Quote:
Originally Posted by
SoundofMind 
^I don't understand why you'd question those terms irt CD.
Of course to each his own, but I've found that with a well-tuned stereo setup, good sources including RBCDs can reveal fabulous soundstage and imaging and are best listened to in native 2 ch format. In fact, often guests will put their ear up to the CC or the DSX wides to hear if they're playing. Of course, for stereo they're not but that's how good the phantom image is and that how wide the soundstage can be.
As to DSX wides for 2 ch music, that is all about preference and applying two layers of artificial expansion, first neo:6 or Dolby PLIIx and then DSX. I never use that for critical listening exactly because of the tradeoff of the imaging as the mixer intended for an artificially enhanced sense of size of room/width of soundstage. I will turn all that processing on for my wife, who likes diffuse, new-age type of music, Native Amer flute, etc which she prefers to fill the room. She could care less about imaging, she likes immersion.

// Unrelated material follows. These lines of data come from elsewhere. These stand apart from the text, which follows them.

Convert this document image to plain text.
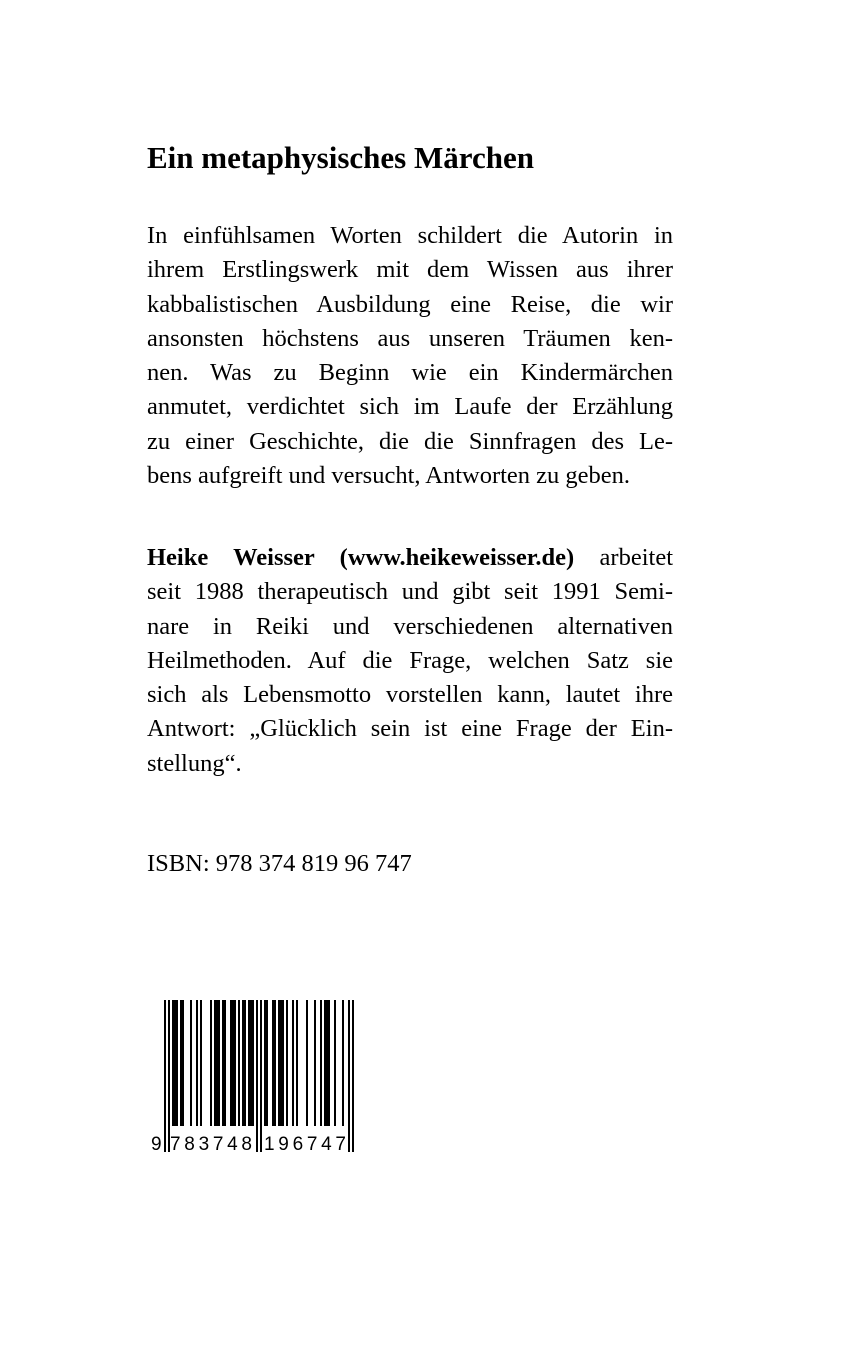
Ein metaphysisches Märchen
In einfühlsamen Worten schildert die Autorin in
ihrem Erstlingswerk mit dem Wissen aus ihrer
kabbalistischen Ausbildung eine Reise, die wir
ansonsten höchstens aus unseren Träumen ken-
nen. Was zu Beginn wie ein Kindermärchen
anmutet, verdichtet sich im Laufe der Erzählung
zu einer Geschichte, die die Sinnfragen des Le-
bens aufgreift und versucht, Antworten zu geben.
Heike Weisser (www.heikeweisser.de) arbeitet
seit 1988 therapeutisch und gibt seit 1991 Semi-
nare in Reiki und verschiedenen alternativen
Heilmethoden. Auf die Frage, welchen Satz sie
sich als Lebensmotto vorstellen kann, lautet ihre
Antwort: „Glücklich sein ist eine Frage der Ein-
stellung“.
ISBN: 978 374 819 96 747
9 783748 196747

I didn't really question the terms; I merely said I didn't understand what they mean in relation to CDs, or more accurately, as inherent features of particular CDs. Although I understand that different CDs are recorded, mastered, mixed, etc. differently, I have never personally experienced listening to a CD and thinking that it had a wider soundstage than other CDs. To me, stereo is stereo, and, other than dynamic range compression, how a CD sounds depends more on the system it's being played on than its inherent properties. I have no idea what "imaging" means in relation to listening to music.
I don't know what kind of setup you have, but as far as I know, my receiver will not apply DSX Wide to stereo sources. I do apply Dolby PLIIx when I listen to CDs, but I don't consider myself a "critical listener." The only sources I listen to in stereo are my LPs, and if I could figure out how to apply Dolby PLIIx to them, I would.
As you said, to each his own, but this is the Surround Music Format forum, so it shouldn't be surprising that most of the posters here prefer surround to stereo.